Gods in the Global Village

Gods in the Global Village
Author :
Publisher : SAGE Publications
Total Pages : 417
Release :
ISBN-10 : 9781483386454
ISBN-13 : 1483386457
Rating : 4/5 (54 Downloads)

Synopsis Gods in the Global Village by : Lester R. Kurtz

In a world plagued by religious conflict, how can the various religious and secular traditions coexist peacefully on the planet? And, what role does sociology play in helping us understand the state of religious life in a globalizing world? In the Fourth Edition ofGods in the Global Village, author Lester Kurtz continues to address these questions. This text is an engaging, thought-provoking examination of the relationships among the major faith traditions that inform the thinking and ethical standards of most people in the emerging global social order. Thoroughly updated to reflect recent events, the book discusses the role of religion in our daily lives and global politics, and the ways in which religion is both an agent of, and barrier to, social change.

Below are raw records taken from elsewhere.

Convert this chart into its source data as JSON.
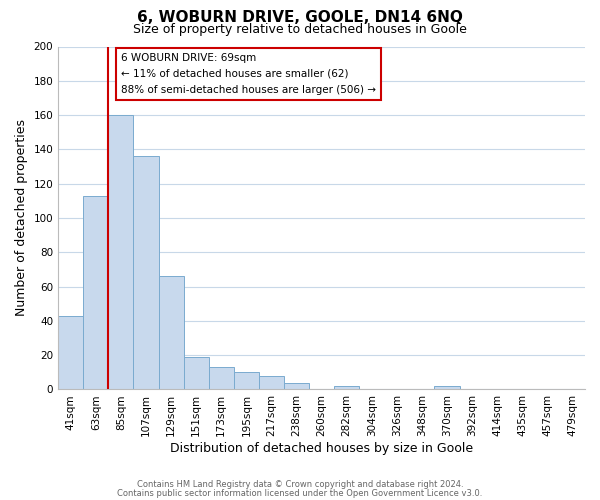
{
  "title": "6, WOBURN DRIVE, GOOLE, DN14 6NQ",
  "subtitle": "Size of property relative to detached houses in Goole",
  "xlabel": "Distribution of detached houses by size in Goole",
  "ylabel": "Number of detached properties",
  "bar_labels": [
    "41sqm",
    "63sqm",
    "85sqm",
    "107sqm",
    "129sqm",
    "151sqm",
    "173sqm",
    "195sqm",
    "217sqm",
    "238sqm",
    "260sqm",
    "282sqm",
    "304sqm",
    "326sqm",
    "348sqm",
    "370sqm",
    "392sqm",
    "414sqm",
    "435sqm",
    "457sqm",
    "479sqm"
  ],
  "bar_values": [
    43,
    113,
    160,
    136,
    66,
    19,
    13,
    10,
    8,
    4,
    0,
    2,
    0,
    0,
    0,
    2,
    0,
    0,
    0,
    0,
    0
  ],
  "bar_color": "#c8d9ed",
  "bar_edge_color": "#7aabcf",
  "highlight_color": "#cc0000",
  "highlight_bar_index": 1,
  "ylim": [
    0,
    200
  ],
  "yticks": [
    0,
    20,
    40,
    60,
    80,
    100,
    120,
    140,
    160,
    180,
    200
  ],
  "annotation_title": "6 WOBURN DRIVE: 69sqm",
  "annotation_line1": "← 11% of detached houses are smaller (62)",
  "annotation_line2": "88% of semi-detached houses are larger (506) →",
  "annotation_box_color": "#ffffff",
  "annotation_box_edge": "#cc0000",
  "footer_line1": "Contains HM Land Registry data © Crown copyright and database right 2024.",
  "footer_line2": "Contains public sector information licensed under the Open Government Licence v3.0.",
  "background_color": "#ffffff",
  "grid_color": "#c8d8e8",
  "title_fontsize": 11,
  "subtitle_fontsize": 9,
  "tick_fontsize": 7.5,
  "label_fontsize": 9
}
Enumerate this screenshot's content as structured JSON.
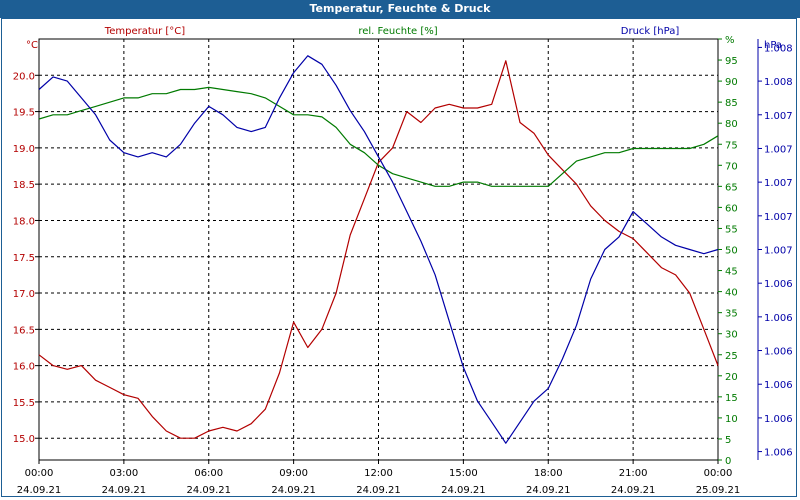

From Tribal Village to Global Village

From Tribal Village to Global Village
Author :
Publisher : Stanford University Press
Total Pages : 404
Release :
ISBN-10 : 0804734593
ISBN-13 : 9780804734592
Rating : 4/5 (93 Downloads)

Synopsis From Tribal Village to Global Village by : Alison Brysk

This book examines the rise of human rights movements in five Latin American countries—Ecuador, Mexico, Brazil, Nicaragua, and Bolivia—among the hemisphere's most isolated and powerless people, Latin American Indians. It describes the impact of the Indian rights movement on world politics, from reforming the United Nations to evicting foreign oil companies, and analyzes the impact of these human rights experiences for all of Latin America's indigenous citizens and native people throughout the world.

The Gutenberg Galaxy

The Gutenberg Galaxy
Author :
Publisher : University of Toronto Press
Total Pages : 306
Release :
ISBN-10 : 0802060412
ISBN-13 : 9780802060419
Rating : 4/5 (12 Downloads)

Synopsis The Gutenberg Galaxy by : Marshall McLuhan

Since its first appearance in 1962, the impact of The Gutenberg Galaxy has been felt around the world. It gave us the concept of the global village; that phrase has now been translated, along with the rest of the book, into twelve languages, from Japanese to Serbo-Croat. It helped establish Marshall McLuhan as the original 'media guru.' More than 200,000 copies are in print. The reissue of this landmark book reflects the continuing importance of McLuhan's work for contemporary readers.